Article de Patrick Adler
Le dîner chez les Français de V. Giscard d’Estaing
Au Théâtre 13 - Glacière

Il se voyait Kennedy, il en avait sous le capot et ce fut Dallas, il finit... décapité électoralement. Son épouse, Anne-Aymone, Première Dame "plante verte", raide comme une tige, se voyait Jackie et flétrit. En deux heures et cinq actes d'un dîner imaginaire sur un septennat, Léo Cohen-Paperman et sa troupe, dans une écriture cool-égiale retracent le destin d'un monarque Républicain. Une farce jubilatoire !
"On dirait qu'ça te gêne de marcher dans la boue", chantait jadis Delpech. Le nouvel élu à la Magistrature Suprême relève le défi ou fait semblant. Histoire de donner une image moderne, positive, empathique d'un président, jeune de surcroit - Il n'a que quarante-huit ans - fort d'avancées sociétales majeures (IVG, divorce par consentement mutuel), il se voit disruptif, effaçant d'un revers de main l'image sépia de la France "Don Camillo-Peppone". Pour lui, l'heure n'est plus à la lutte des classes, aux querelles droite-gauche. En se situant au Centre il envisage de rallier à sa cause deux français sur trois. C'est son mantra. Mais le chatelain chuintant de Chamalières connait-il son peuple ?
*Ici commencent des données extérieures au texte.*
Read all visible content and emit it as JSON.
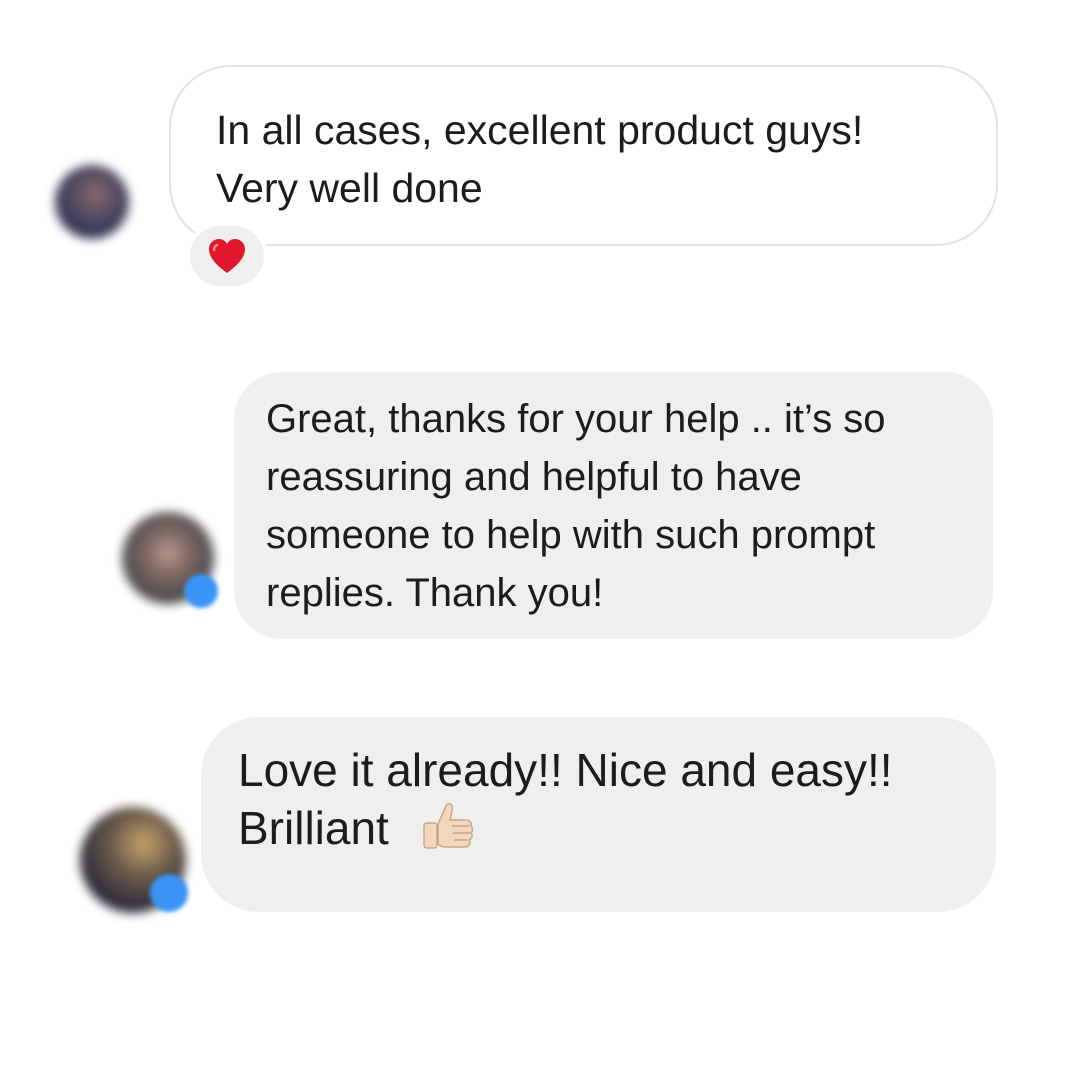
{
  "conversation": {
    "messages": [
      {
        "lines": [
          "In all cases, excellent product guys!",
          "Very well done"
        ],
        "reaction": "heart-emoji"
      },
      {
        "lines": [
          "Great, thanks for your help .. it’s so",
          "reassuring and helpful to have",
          "someone to help with such prompt",
          "replies. Thank you!"
        ]
      },
      {
        "lines": [
          "Love it already!! Nice and easy!!",
          "Brilliant"
        ],
        "emoji": "thumbs-up-emoji"
      }
    ]
  },
  "colors": {
    "bubble_background": "#efefef",
    "bubble_border": "#e3e3e6",
    "text": "#1c1c1e",
    "verified_badge": "#3b94f5",
    "heart": "#e3172b"
  }
}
A la manière d'un entomologiste, il débarque donc avec sa loupe grossissante dans une famille "ordinaire", y découvre trois générations : les grands-parents agriculteurs - ils ont connu la guerre, les privations, s'accordent difficilement aux changements, on les situera à droite sur l'échiquier politique -, les parents - eux ont connu 68 et affichent plutôt une sensibilité de gauche. Lui est ouvrier, syndiqué, pense collectif et est peu sensible aux tendances féministes de sa conjointe qui suit l'air du temps, est plus dans le désir individuel et aspire à la jouissance. L'enfant, qu'on voit à un an et qui grandit au fur et à mesure du repas, va connaître à son tour les mutations de la société et essayer de se frayer un chemin entre tradition et modernité. Comme le Président en exercice.

Tout cela pourrait être convenu et intelli-chiant s'il n'y avait cette narration truculente, ce jeu précis et très varié des comédiens qui donnent force et sens à cette farce politique mise en scène avec brio. On ne s'ennuie jamais, on va de surprise en surprise, la pièce devient même interactive quand, au détour d'un mot, une parenthèse musicale point, convoquant Sheila, Diane Tell, Plastic Bertrand, Eddy Mitchell... Tous chantent délicieusement faux, on entre avec la boule à facettes, le micro et ses larsens dans un kitsch revendiqué, le public tape des mains et reprend les airs, c'est Grand-Guignol dans la campagne Normandie et surtout un pied-de-nez à la comédie du pouvoir qui donne l'occasion de punchlines savoureuses ("La fumée blanche ? Y a pas de pape caché dans le moteur, M. le Président" ou encore "Qu'est-ce qu'il veut, le Karl Marx de Belfort ?").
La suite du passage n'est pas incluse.